CBDo you shop online or do you go out to stores that are open?

BR: Online, mostly. 


CBDo you worry about the future? Do you have nightmares or bad dreams? Do you feel some anxiety? Or do you sleep well and feel normal as usual?

BR: There was more anxiety, day and night, before. It waned with the weather this cloudy, cold spring— my perspective and prognosis for our common lot could differ radically with the movement of cloud over sun.

I worry about fall semester. The higher ups plan on a return to campus in the fall, but I don’t see how that’s going to work safely, unless the virus disappears—which seems not to be the goal of flattening the curve. We’ll see.

I worry even more about being able to visit my parents, with the kids. I've regretted living two thirds of a country away from them, and feel geography's blunt force reality more now that ever.

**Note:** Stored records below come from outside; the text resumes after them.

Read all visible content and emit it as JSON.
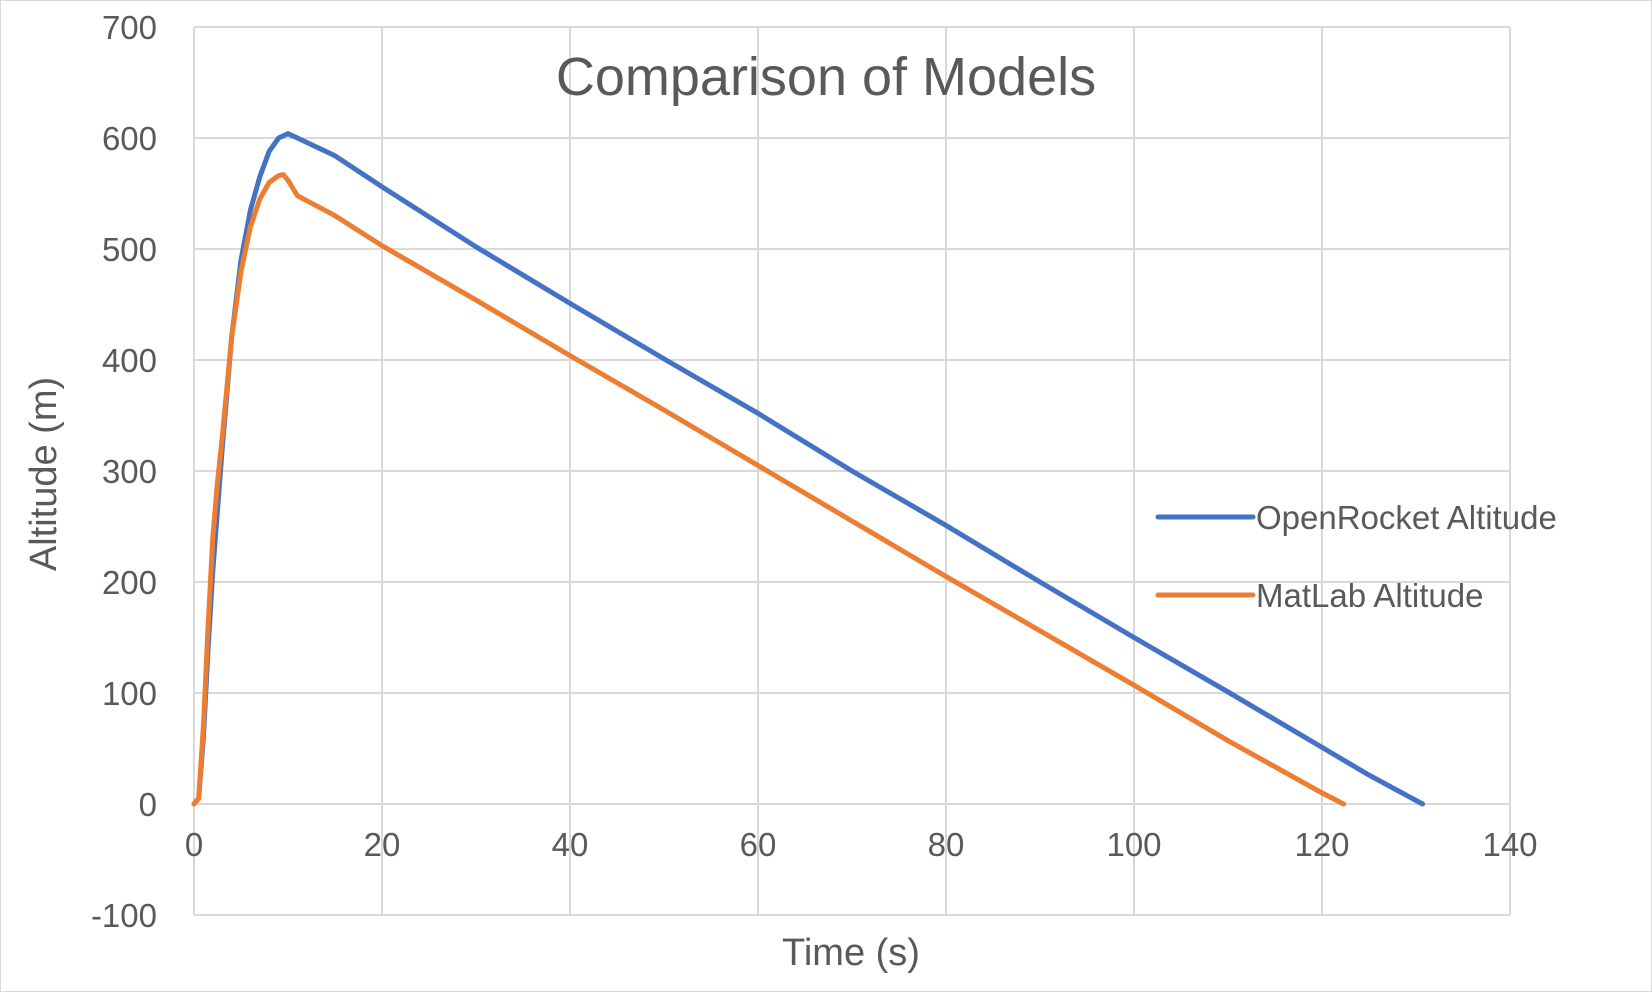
{
  "chart_data": {
    "type": "line",
    "title": "Comparison of Models",
    "xlabel": "Time (s)",
    "ylabel": "Altitude (m)",
    "xlim": [
      0,
      140
    ],
    "ylim": [
      -100,
      700
    ],
    "xticks": [
      0,
      20,
      40,
      60,
      80,
      100,
      120,
      140
    ],
    "yticks": [
      -100,
      0,
      100,
      200,
      300,
      400,
      500,
      600,
      700
    ],
    "grid": true,
    "legend": "right",
    "series": [
      {
        "name": "OpenRocket Altitude",
        "color": "#4472c4",
        "points": [
          [
            0,
            0
          ],
          [
            0.5,
            5
          ],
          [
            1,
            60
          ],
          [
            1.5,
            140
          ],
          [
            2,
            210
          ],
          [
            3,
            320
          ],
          [
            4,
            420
          ],
          [
            5,
            490
          ],
          [
            6,
            535
          ],
          [
            7,
            565
          ],
          [
            8,
            588
          ],
          [
            9,
            600
          ],
          [
            10,
            604
          ],
          [
            11,
            600
          ],
          [
            15,
            584
          ],
          [
            20,
            556
          ],
          [
            30,
            502
          ],
          [
            40,
            451
          ],
          [
            50,
            401
          ],
          [
            60,
            352
          ],
          [
            70,
            300
          ],
          [
            80,
            251
          ],
          [
            90,
            200
          ],
          [
            100,
            150
          ],
          [
            110,
            101
          ],
          [
            120,
            51
          ],
          [
            125,
            26
          ],
          [
            130.7,
            0
          ]
        ]
      },
      {
        "name": "MatLab Altitude",
        "color": "#ed7d31",
        "points": [
          [
            0,
            0
          ],
          [
            0.5,
            5
          ],
          [
            1,
            70
          ],
          [
            1.5,
            160
          ],
          [
            2,
            240
          ],
          [
            2.5,
            290
          ],
          [
            3,
            330
          ],
          [
            4,
            420
          ],
          [
            5,
            480
          ],
          [
            6,
            520
          ],
          [
            7,
            545
          ],
          [
            8,
            560
          ],
          [
            9,
            566
          ],
          [
            9.5,
            567
          ],
          [
            10,
            562
          ],
          [
            10.5,
            555
          ],
          [
            11,
            548
          ],
          [
            15,
            530
          ],
          [
            20,
            503
          ],
          [
            30,
            454
          ],
          [
            40,
            404
          ],
          [
            50,
            355
          ],
          [
            60,
            305
          ],
          [
            70,
            255
          ],
          [
            80,
            205
          ],
          [
            90,
            156
          ],
          [
            100,
            107
          ],
          [
            110,
            57
          ],
          [
            120,
            10
          ],
          [
            122.3,
            0
          ]
        ]
      }
    ]
  }
}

I look through pictures of family visits, over the years. It strikes me how few pictures there are of work or other things; family is life, and life is finite.


CB:   What do you miss doing, with this pandemic? For eg eating out, or going to church, or seeing relatives?

BR: Seeing relatives, taking trips outside Ohio to regenerate, writers residencies, Cambridge, being around people, church. We live a block from church and the parking lot was empty at Good Friday, Easter. I miss helping out there with communion.


CB:   Do you have tips about surviving this pandemic?

BR: None that you probably haven’t already thought of and been telling yourself. I try.

CBPlease share any other thoughts about the current situation.

BR: I tell my graduating seniors to take advantage of this time and write. I can hear their thoughts, that this is true but--, that their jobs are gone, that they’ll never see their college friends again. I feel the unspoken avalanche of loss. The loneliness. I tell them to read Rilke’s Letter to a Young Poet, which I’ve reread myself, which oddly still speaks to me, though I am no longer young.